As of this Wednesday (15th) it is mandatory to present the “vaccine passport”, the proof of immunization against covid-19 in order to access various public places and services in Rio de Janeiro. Citizens circulating in the city must present the vaccination booklet on paper or the document through the ConnectSUS application.
Read more: Rio City Hall will require proof of vaccination for closed and collective environments
Academies, clubs, training centers, stadiums, cinemas, theaters, children’s recreation places, museums, exhibitions, theme and water parks, in addition to trade fairs, conventions and conferences in the city will now require proof of vaccination.
It is not mandatory that citizens of all ages have completed the vaccination schedule, but it is necessary to show that they are within the deadline to wait for the application of the second dose. Therefore, people between 40 and 49 years old should have the second dose from October 1st. For adults aged 30 to 39, the second dose is required from November 1st. From 18 to 29 years old, the date will be November 15th.

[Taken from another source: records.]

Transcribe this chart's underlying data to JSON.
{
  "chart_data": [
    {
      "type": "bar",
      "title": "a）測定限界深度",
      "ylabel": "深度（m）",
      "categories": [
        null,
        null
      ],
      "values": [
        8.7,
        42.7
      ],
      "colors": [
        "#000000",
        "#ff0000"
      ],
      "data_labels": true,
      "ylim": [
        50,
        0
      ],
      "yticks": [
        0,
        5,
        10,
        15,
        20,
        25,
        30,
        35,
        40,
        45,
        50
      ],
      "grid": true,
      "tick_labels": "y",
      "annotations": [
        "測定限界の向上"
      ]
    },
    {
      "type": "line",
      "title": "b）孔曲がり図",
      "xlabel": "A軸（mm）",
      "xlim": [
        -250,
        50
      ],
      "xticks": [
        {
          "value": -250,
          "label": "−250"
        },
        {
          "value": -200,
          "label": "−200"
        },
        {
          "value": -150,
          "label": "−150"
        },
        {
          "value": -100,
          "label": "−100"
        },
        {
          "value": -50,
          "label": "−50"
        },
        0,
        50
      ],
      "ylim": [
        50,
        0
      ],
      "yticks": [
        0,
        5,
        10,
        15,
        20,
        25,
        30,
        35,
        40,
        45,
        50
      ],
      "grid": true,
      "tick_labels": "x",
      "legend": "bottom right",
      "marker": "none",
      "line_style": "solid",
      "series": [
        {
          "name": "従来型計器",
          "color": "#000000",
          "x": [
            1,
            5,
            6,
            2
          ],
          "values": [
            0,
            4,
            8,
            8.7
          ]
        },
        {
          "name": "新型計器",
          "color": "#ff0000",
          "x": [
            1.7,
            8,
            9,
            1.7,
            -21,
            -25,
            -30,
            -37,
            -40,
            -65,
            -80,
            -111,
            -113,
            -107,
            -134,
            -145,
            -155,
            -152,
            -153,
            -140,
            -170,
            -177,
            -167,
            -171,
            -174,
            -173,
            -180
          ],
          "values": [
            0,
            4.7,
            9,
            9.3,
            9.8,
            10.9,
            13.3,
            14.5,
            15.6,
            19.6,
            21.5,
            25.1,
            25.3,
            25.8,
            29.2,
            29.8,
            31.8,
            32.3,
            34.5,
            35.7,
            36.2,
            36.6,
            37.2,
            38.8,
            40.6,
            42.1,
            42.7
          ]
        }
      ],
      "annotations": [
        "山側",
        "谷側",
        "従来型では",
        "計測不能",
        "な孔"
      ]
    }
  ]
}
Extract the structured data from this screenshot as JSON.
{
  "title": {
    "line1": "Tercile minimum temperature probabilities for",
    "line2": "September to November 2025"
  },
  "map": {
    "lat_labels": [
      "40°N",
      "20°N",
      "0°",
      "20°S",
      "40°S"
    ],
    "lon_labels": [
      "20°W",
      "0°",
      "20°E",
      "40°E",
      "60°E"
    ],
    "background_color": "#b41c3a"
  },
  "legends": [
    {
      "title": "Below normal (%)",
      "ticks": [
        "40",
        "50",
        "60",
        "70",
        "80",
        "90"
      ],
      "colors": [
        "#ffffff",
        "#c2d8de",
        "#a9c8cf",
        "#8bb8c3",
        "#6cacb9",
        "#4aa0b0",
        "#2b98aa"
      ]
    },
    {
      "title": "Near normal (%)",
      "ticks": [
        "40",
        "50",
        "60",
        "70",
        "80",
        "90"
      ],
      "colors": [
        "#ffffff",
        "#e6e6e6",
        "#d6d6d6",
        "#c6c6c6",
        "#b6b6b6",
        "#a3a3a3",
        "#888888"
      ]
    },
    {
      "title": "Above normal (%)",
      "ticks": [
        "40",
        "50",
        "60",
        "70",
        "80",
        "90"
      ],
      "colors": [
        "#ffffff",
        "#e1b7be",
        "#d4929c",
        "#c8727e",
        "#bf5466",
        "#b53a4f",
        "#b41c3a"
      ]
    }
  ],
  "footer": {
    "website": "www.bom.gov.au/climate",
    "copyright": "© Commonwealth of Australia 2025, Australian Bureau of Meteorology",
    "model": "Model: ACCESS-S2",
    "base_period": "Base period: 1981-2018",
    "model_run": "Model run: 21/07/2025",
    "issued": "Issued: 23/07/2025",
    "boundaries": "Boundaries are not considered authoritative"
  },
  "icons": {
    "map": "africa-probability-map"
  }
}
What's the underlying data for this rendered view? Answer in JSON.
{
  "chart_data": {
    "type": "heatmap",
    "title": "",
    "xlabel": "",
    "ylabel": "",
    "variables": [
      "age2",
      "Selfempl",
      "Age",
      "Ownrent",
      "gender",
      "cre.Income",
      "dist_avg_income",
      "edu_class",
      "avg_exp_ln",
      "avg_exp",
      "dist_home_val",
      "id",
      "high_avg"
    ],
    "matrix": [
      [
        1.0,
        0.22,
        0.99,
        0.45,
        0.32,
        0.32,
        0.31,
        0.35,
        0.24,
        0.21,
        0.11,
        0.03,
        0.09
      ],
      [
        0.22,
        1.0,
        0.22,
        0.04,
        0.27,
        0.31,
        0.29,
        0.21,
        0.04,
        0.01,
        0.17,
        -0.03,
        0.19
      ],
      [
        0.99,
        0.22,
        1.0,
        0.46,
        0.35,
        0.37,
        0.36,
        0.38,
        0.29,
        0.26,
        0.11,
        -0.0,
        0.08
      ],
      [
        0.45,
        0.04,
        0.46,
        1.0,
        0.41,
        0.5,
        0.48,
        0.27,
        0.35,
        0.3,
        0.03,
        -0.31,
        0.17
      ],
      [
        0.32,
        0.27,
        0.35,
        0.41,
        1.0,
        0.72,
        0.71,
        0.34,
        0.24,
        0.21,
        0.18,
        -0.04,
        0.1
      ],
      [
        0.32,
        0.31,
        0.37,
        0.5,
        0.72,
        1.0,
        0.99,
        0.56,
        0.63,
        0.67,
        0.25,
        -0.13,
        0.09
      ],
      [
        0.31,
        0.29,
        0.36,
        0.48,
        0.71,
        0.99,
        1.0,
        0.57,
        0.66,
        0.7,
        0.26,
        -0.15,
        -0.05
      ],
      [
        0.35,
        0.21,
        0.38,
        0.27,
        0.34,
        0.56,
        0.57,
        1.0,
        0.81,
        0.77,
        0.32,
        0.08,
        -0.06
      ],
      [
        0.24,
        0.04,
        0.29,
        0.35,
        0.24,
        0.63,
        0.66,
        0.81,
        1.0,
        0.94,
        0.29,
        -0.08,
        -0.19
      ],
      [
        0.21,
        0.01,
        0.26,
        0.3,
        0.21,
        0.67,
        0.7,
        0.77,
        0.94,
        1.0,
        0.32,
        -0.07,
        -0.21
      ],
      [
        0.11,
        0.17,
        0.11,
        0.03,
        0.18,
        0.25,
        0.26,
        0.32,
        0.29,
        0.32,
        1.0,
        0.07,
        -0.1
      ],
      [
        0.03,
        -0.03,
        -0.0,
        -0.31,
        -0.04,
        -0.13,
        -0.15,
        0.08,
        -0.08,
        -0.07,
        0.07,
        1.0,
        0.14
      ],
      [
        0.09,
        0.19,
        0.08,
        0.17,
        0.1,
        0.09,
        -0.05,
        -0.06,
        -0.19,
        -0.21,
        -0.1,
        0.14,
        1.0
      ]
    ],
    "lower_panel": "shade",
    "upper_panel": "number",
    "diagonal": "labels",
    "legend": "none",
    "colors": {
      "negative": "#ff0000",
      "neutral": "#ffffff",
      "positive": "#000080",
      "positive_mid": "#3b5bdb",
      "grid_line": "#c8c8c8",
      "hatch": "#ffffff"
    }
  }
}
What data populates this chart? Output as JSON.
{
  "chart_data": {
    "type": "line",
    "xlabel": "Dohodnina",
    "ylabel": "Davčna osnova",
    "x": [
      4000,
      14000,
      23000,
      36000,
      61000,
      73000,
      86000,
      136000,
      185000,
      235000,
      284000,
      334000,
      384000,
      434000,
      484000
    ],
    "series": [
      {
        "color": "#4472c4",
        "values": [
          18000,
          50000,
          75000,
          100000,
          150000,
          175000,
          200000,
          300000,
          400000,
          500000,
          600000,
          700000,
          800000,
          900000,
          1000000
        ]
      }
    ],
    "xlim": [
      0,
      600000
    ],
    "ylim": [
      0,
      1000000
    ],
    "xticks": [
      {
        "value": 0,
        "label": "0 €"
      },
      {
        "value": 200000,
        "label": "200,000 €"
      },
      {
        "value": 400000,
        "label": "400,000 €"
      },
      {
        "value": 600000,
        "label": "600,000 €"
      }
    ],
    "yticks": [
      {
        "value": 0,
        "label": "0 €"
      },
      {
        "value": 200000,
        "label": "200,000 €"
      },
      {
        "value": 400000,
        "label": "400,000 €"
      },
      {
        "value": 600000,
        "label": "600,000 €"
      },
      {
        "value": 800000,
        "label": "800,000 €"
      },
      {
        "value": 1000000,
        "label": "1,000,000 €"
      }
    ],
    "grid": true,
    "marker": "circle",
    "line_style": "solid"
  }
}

In addition to the paper vaccination card, the certificate can also be obtained in digital format either through the ConnectSUS application or through the Ministry of Health website (click here to access).
The decree of the Municipality of Rio de Janeiro would take effect from September 1st, but a failure in the Ministry of Health’s application caused Mayor Eduardo Paes (PSD) to postpone the measure. The City Hall foresees a fine of R$1,000 for those who try to circumvent proof of the vaccine.
Last Tuesday (14), Paes justified the measure: “What is important to understand about the passport is that it is precisely so that the city can return to normal, so that people can go back to attending public spaces,” he said. the mayor.
Read too: Mayor of Rio does not rule out calling the courts so that vaccines are delivered on time
Check out the places that require the “vaccine passport” as of today:
– gyms, swimming pools, training and fitness centers and social clubs;
– Olympic villages, stadiums and sports halls;
– cinemas, theaters, concert halls, game rooms, circuses, recreation
children’s and skating rinks;
– entertainment activities, except when expressly prohibited;
– tourist sites, museums, galleries and art exhibitions,
aquarium, amusement parks, theme parks, water parks,
presentations and drive-in;
– conferences, conventions and trade fairs.